Para mí siempre fue un misterio el amor que Alejandro manifestaba por Laura, también arquitecta, y a veces sospechaba que provenía de un reconocimiento de su talento e inteligencia mucho más refinado del que yo podría revelar por Inés. No era un asunto de medidas ni de zalamerías predecibles; se trataba más bien de una facultad y una sabiduría que se alimentaba de la propia Laura. Como alguien que penetra en una mina. Alejandro tenía la lucidez de identificarlas y, de esa manera, responderle a Laura. Quizás ahí radicara la razón de esas caricias constantes, siempre dadas como un obsequio íntimo.

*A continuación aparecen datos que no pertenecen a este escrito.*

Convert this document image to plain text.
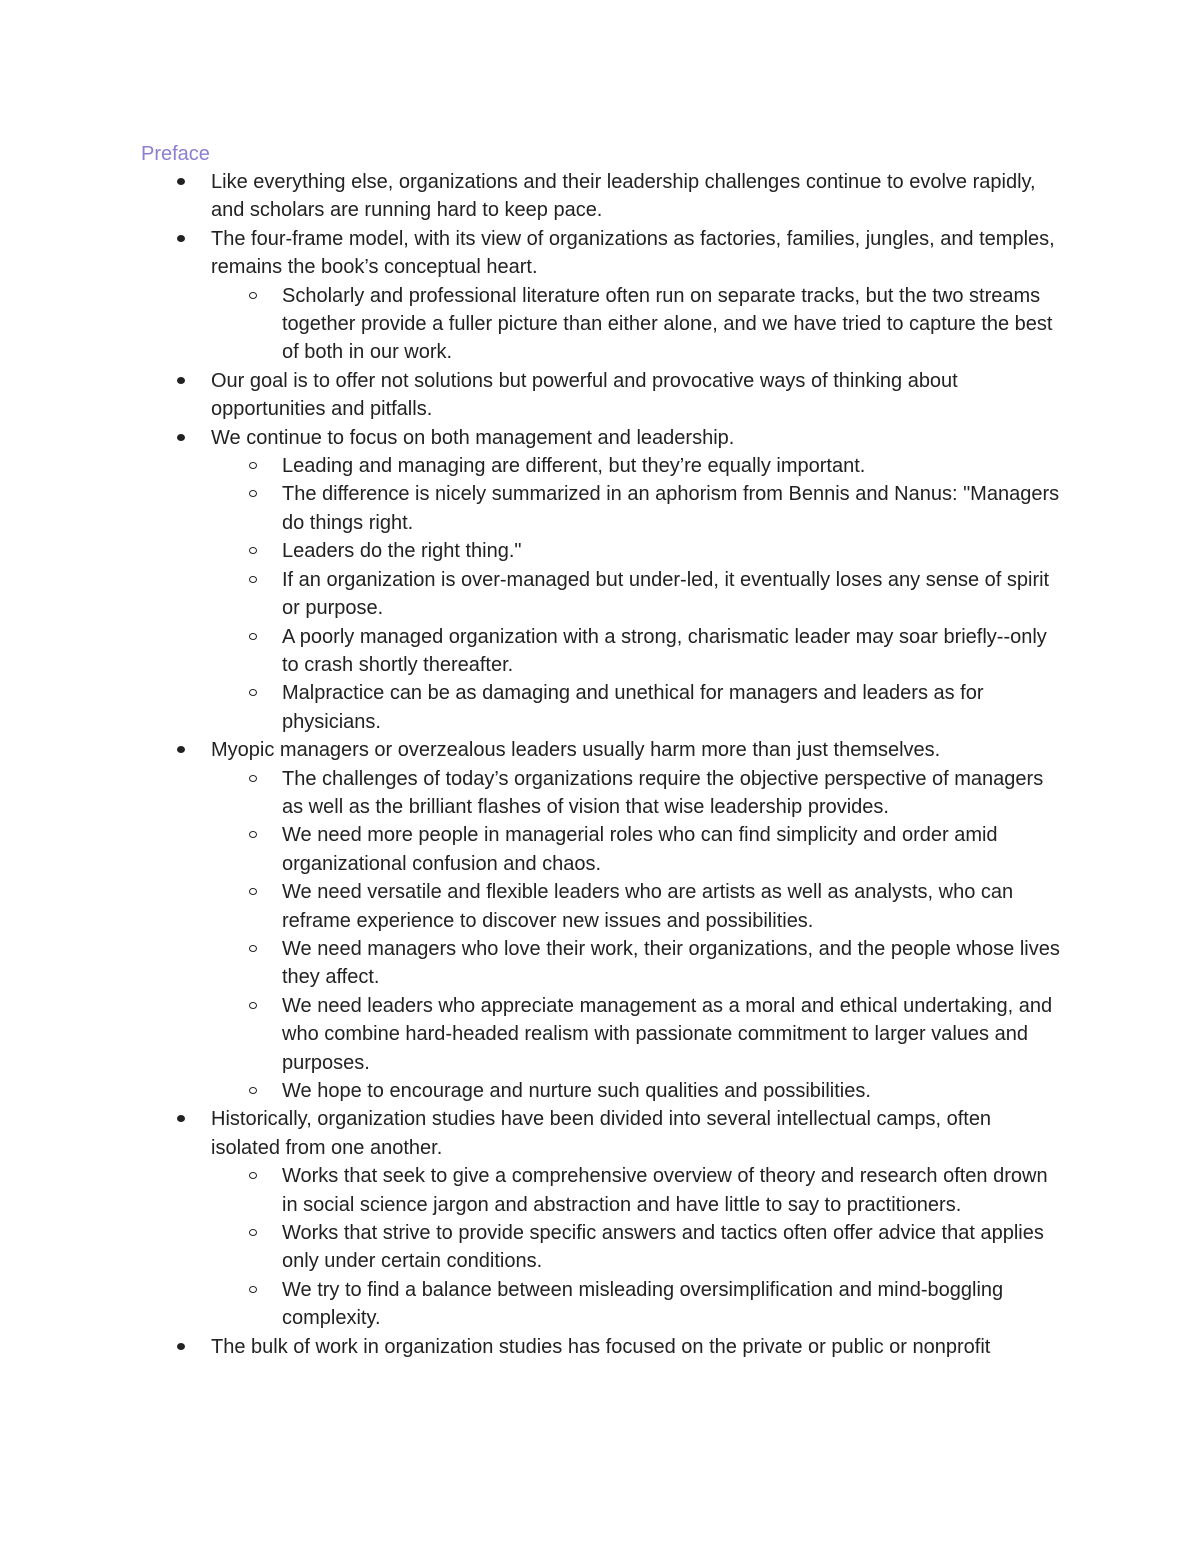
Preface
Like everything else, organizations and their leadership challenges continue to evolve rapidly, and scholars are running hard to keep pace.
The four-frame model, with its view of organizations as factories, families, jungles, and temples, remains the book’s conceptual heart.
Scholarly and professional literature often run on separate tracks, but the two streams together provide a fuller picture than either alone, and we have tried to capture the best of both in our work.
Our goal is to offer not solutions but powerful and provocative ways of thinking about opportunities and pitfalls.
We continue to focus on both management and leadership.
Leading and managing are different, but they’re equally important.
The difference is nicely summarized in an aphorism from Bennis and Nanus: "Managers do things right.
Leaders do the right thing."
If an organization is over-managed but under-led, it eventually loses any sense of spirit or purpose.
A poorly managed organization with a strong, charismatic leader may soar briefly--only to crash shortly thereafter.
Malpractice can be as damaging and unethical for managers and leaders as for physicians.
Myopic managers or overzealous leaders usually harm more than just themselves.
The challenges of today’s organizations require the objective perspective of managers as well as the brilliant flashes of vision that wise leadership provides.
We need more people in managerial roles who can find simplicity and order amid organizational confusion and chaos.
We need versatile and flexible leaders who are artists as well as analysts, who can reframe experience to discover new issues and possibilities.
We need managers who love their work, their organizations, and the people whose lives they affect.
We need leaders who appreciate management as a moral and ethical undertaking, and who combine hard-headed realism with passionate commitment to larger values and purposes.
We hope to encourage and nurture such qualities and possibilities.
Historically, organization studies have been divided into several intellectual camps, often isolated from one another.
Works that seek to give a comprehensive overview of theory and research often drown in social science jargon and abstraction and have little to say to practitioners.
Works that strive to provide specific answers and tactics often offer advice that applies only under certain conditions.
We try to find a balance between misleading oversimplification and mind-boggling complexity.
The bulk of work in organization studies has focused on the private or public or nonprofit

Por otro lado, Inés y Laura también se habían vuelto muy buenas amigas, y no era raro que pasáramos algunos fines de semana en Babinda.
Cuando empecé a descender las últimas colinas que desembocaban en el valle, volví a escuchar con la misma nitidez de la noche anterior el golpe de las teclas de la máquina de escribir propiedad de mi abuelo y que guardaba en el cuarto de estudio. Una secuencia que duró varios segundos, como si una mano invisible hubiera redactado un par de frases, alguna sentencia breve como las del cuaderno, que yo a veces leía como aforismos fantasmales, traídos por el viento. No era la primera vez, pero ya no me asustaba. Lo único raro fue que segundos después Rubén me informó por el celular que ya habían dormido a Saturno y que iban a empezar la disección. Sentí cierto alivio y me alegré de ver que la tierra por donde avanzaba era y seguía siendo tan espectacular, aún protegida, por simple suerte urbanística, de la epidemia de los condominios y la desmedida arquitectura que sacaba de quicio a Laura y Alejandro.